MAYOR & GOVERNOR AT FAULT FOR CHARLOTTESVILLE VIOLENCE---attempt to cover up their culpability w


Alt-right demonstrators march again in Charlottesville, Virginia, October 8, 2017, as city's mayor threatens legal action (photo: Reuters)

Alt-right demonstrators pictured in brief rally in Charlottesville as city council, businesses and community organizations filed a lawsuit to stop "paramilitary" activity (photo: Reuters, October 8, 2017).

A lawsuit was filed by Georgetown Law's Institute for Constitutional Advocacy and Protection in Washington, D.C. claiming that "paramilitary groups should be subject to the government and to the people." The Charlottesville council voted to join the complaint that aims to prevent white supremacists and paramilitary groups from returning to Charlottesville.

Charlottesville Mayor Mike Signer read a statement expressing his support of the suit. He put out an earlier and angry Twitter, telling alt-right leader Richard Spencer and the protesters to "go home," adding that this (Oct. 8th rally) is "another despicable visit by neo-Nazi cowards." "These folks arrogantly, violently, and recklessly believe they can disrupt and replace the state itself," said Mayor Signer.

Mayor Signer's angry and biased words echoed the same sentiments expressed two months earlier by Virginia Commonwealth's Governor, Terry McAuliffe, in response to the August demonstrations and violence telling the alt-right to "go home and never come back."

However, what is revealing about this lawsuit is that other defendants in the lawsuits include two left-leaning groups who attended the rally "armed to protect counter-protesters," according to the lawsuit.

The suit claims private militias and alt-right groups came to the city strictly to provoke violence.
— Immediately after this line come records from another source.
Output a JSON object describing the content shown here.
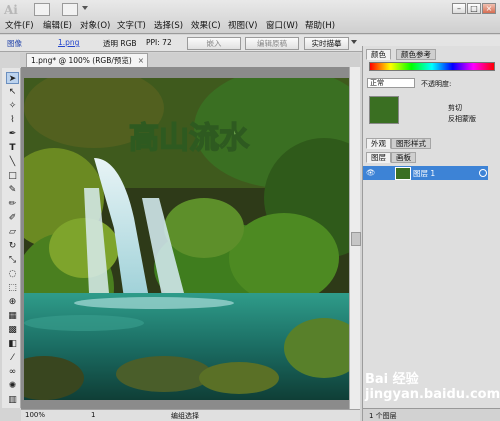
{
  "app": {
    "logo_text": "Ai"
  },
  "menu": {
    "items": [
      "文件(F)",
      "编辑(E)",
      "对象(O)",
      "文字(T)",
      "选择(S)",
      "效果(C)",
      "视图(V)",
      "窗口(W)",
      "帮助(H)"
    ]
  },
  "control_bar": {
    "image_label": "图像",
    "file_link": "1.png",
    "mode": "透明 RGB",
    "ppi": "PPI: 72",
    "embed_button": "嵌入",
    "edit_original_button": "编辑原稿",
    "live_trace_button": "实时描摹"
  },
  "document": {
    "tab_title": "1.png* @ 100% (RGB/预览)",
    "artwork_text": "高山流水"
  },
  "status_bar": {
    "zoom": "100%",
    "page": "1",
    "status_text": "编组选择"
  },
  "color_panel": {
    "tabs": [
      "颜色",
      "颜色参考"
    ]
  },
  "transparency_panel": {
    "blend_mode": "正常",
    "opacity_label": "不透明度:",
    "clip_label": "剪切",
    "invert_mask_label": "反相蒙版"
  },
  "appearance_panel": {
    "tabs": [
      "外观",
      "图形样式"
    ]
  },
  "layers_panel": {
    "tabs": [
      "图层",
      "画板"
    ],
    "layers": [
      {
        "name": "图层 1"
      }
    ],
    "footer_count": "1 个图层"
  },
  "colors": {
    "selection": "#3d83d6",
    "artwork_text": "#5a8f43"
  },
  "watermark": "Bai 经验 jingyan.baidu.com"
}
Mayor Mike Signor read in a statement "...these paramilitary groups in the public sphere [are] a threat to Democracy."

The suit is being brought by the city, several downtown businesses and neighborhood associations.

Legal analyst Scott Goodman said the lawsuit could face a challenge in court because it could be seen as placing limits on free speech and the right to bear arms.
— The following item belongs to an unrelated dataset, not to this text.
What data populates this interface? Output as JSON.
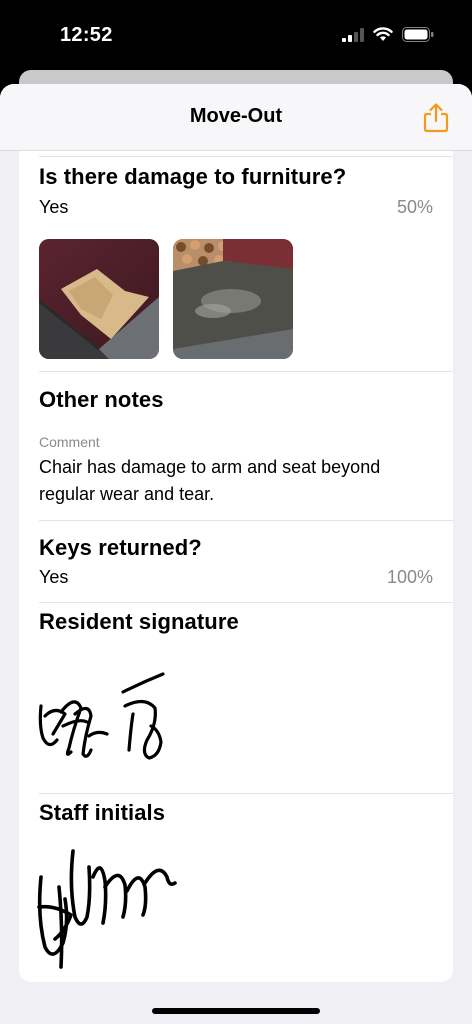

One has to raise the question, why were the two opposing groups allowed to confront each other in the first place? Why were the two groups not separated by several thousand feet or more? Why were the counter protesters allowed to march without legal permits?

The City of Charlottesville and its mayor, Michael Signer, and the state of Virginia, and its governor, Terry McAuliffe, should shoulder the blame. If a congressional investigation is conducted and the facts demonstrate that these two government executives did not take the necessary steps and precautions to avoid such a confrontation and assure that freedoms were protected, then the major and governor should be held criminally liable and accountable in a court of law.
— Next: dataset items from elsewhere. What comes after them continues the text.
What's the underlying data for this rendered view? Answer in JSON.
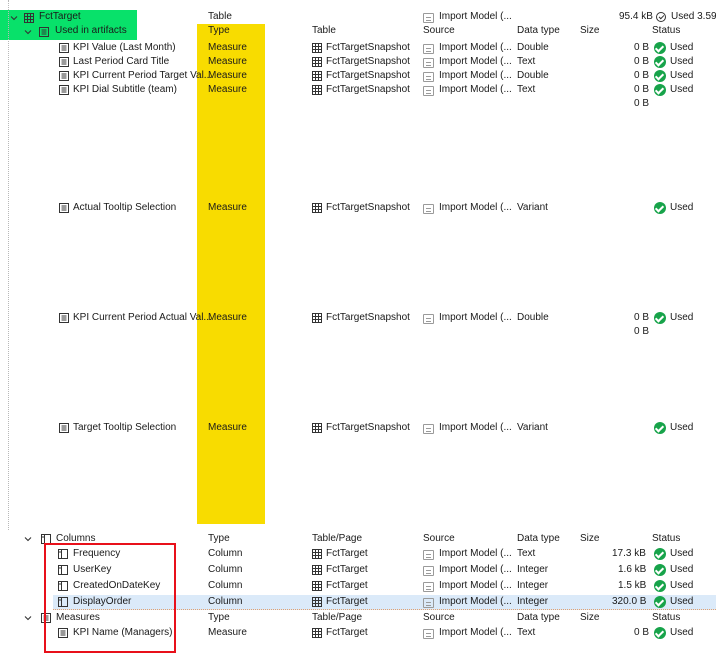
{
  "root": {
    "name": "FctTarget",
    "type": "Table",
    "source": "Import Model (...",
    "size": "95.4 kB",
    "status": "Used 3.59"
  },
  "artifacts": {
    "label": "Used in artifacts",
    "headers": {
      "type": "Type",
      "table": "Table",
      "source": "Source",
      "datatype": "Data type",
      "size": "Size",
      "status": "Status"
    },
    "rows": [
      {
        "name": "KPI Value (Last Month)",
        "type": "Measure",
        "table": "FctTargetSnapshot",
        "source": "Import Model (...",
        "datatype": "Double",
        "size": "0 B",
        "status": "Used",
        "extra": ""
      },
      {
        "name": "Last Period Card Title",
        "type": "Measure",
        "table": "FctTargetSnapshot",
        "source": "Import Model (...",
        "datatype": "Text",
        "size": "0 B",
        "status": "Used",
        "extra": ""
      },
      {
        "name": "KPI Current Period Target Val...",
        "type": "Measure",
        "table": "FctTargetSnapshot",
        "source": "Import Model (...",
        "datatype": "Double",
        "size": "0 B",
        "status": "Used",
        "extra": ""
      },
      {
        "name": "KPI Dial Subtitle (team)",
        "type": "Measure",
        "table": "FctTargetSnapshot",
        "source": "Import Model (...",
        "datatype": "Text",
        "size": "0 B",
        "status": "Used",
        "extra": "0 B"
      },
      {
        "name": "Actual Tooltip Selection",
        "type": "Measure",
        "table": "FctTargetSnapshot",
        "source": "Import Model (...",
        "datatype": "Variant",
        "size": "",
        "status": "Used",
        "extra": ""
      },
      {
        "name": "KPI Current Period Actual Val...",
        "type": "Measure",
        "table": "FctTargetSnapshot",
        "source": "Import Model (...",
        "datatype": "Double",
        "size": "0 B",
        "status": "Used",
        "extra": "0 B"
      },
      {
        "name": "Target Tooltip Selection",
        "type": "Measure",
        "table": "FctTargetSnapshot",
        "source": "Import Model (...",
        "datatype": "Variant",
        "size": "",
        "status": "Used",
        "extra": ""
      }
    ]
  },
  "columns": {
    "label": "Columns",
    "headers": {
      "type": "Type",
      "table": "Table/Page",
      "source": "Source",
      "datatype": "Data type",
      "size": "Size",
      "status": "Status"
    },
    "rows": [
      {
        "name": "Frequency",
        "type": "Column",
        "table": "FctTarget",
        "source": "Import Model (...",
        "datatype": "Text",
        "size": "17.3 kB",
        "status": "Used"
      },
      {
        "name": "UserKey",
        "type": "Column",
        "table": "FctTarget",
        "source": "Import Model (...",
        "datatype": "Integer",
        "size": "1.6 kB",
        "status": "Used"
      },
      {
        "name": "CreatedOnDateKey",
        "type": "Column",
        "table": "FctTarget",
        "source": "Import Model (...",
        "datatype": "Integer",
        "size": "1.5 kB",
        "status": "Used"
      },
      {
        "name": "DisplayOrder",
        "type": "Column",
        "table": "FctTarget",
        "source": "Import Model (...",
        "datatype": "Integer",
        "size": "320.0 B",
        "status": "Used"
      }
    ]
  },
  "measures": {
    "label": "Measures",
    "headers": {
      "type": "Type",
      "table": "Table/Page",
      "source": "Source",
      "datatype": "Data type",
      "size": "Size",
      "status": "Status"
    },
    "rows": [
      {
        "name": "KPI Name (Managers)",
        "type": "Measure",
        "table": "FctTarget",
        "source": "Import Model (...",
        "datatype": "Text",
        "size": "0 B",
        "status": "Used"
      }
    ]
  },
  "colors": {
    "green_highlight": "#08e16a",
    "yellow_highlight": "#f8dc00",
    "red_box": "#e8101a",
    "used_check": "#17a34a",
    "selection": "#dbeaf9"
  }
}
In America, protesters have a legal and constitutional right to assemble and have freedom of speech. It is their right, no matter the message! The leftists denied them that constitutional freedom. For all of Trump's lying and distortion of the truth during his campaign and in the first nine months of his presidency, his claim that "There is blame on both sides," seems, ironically, to be accurate.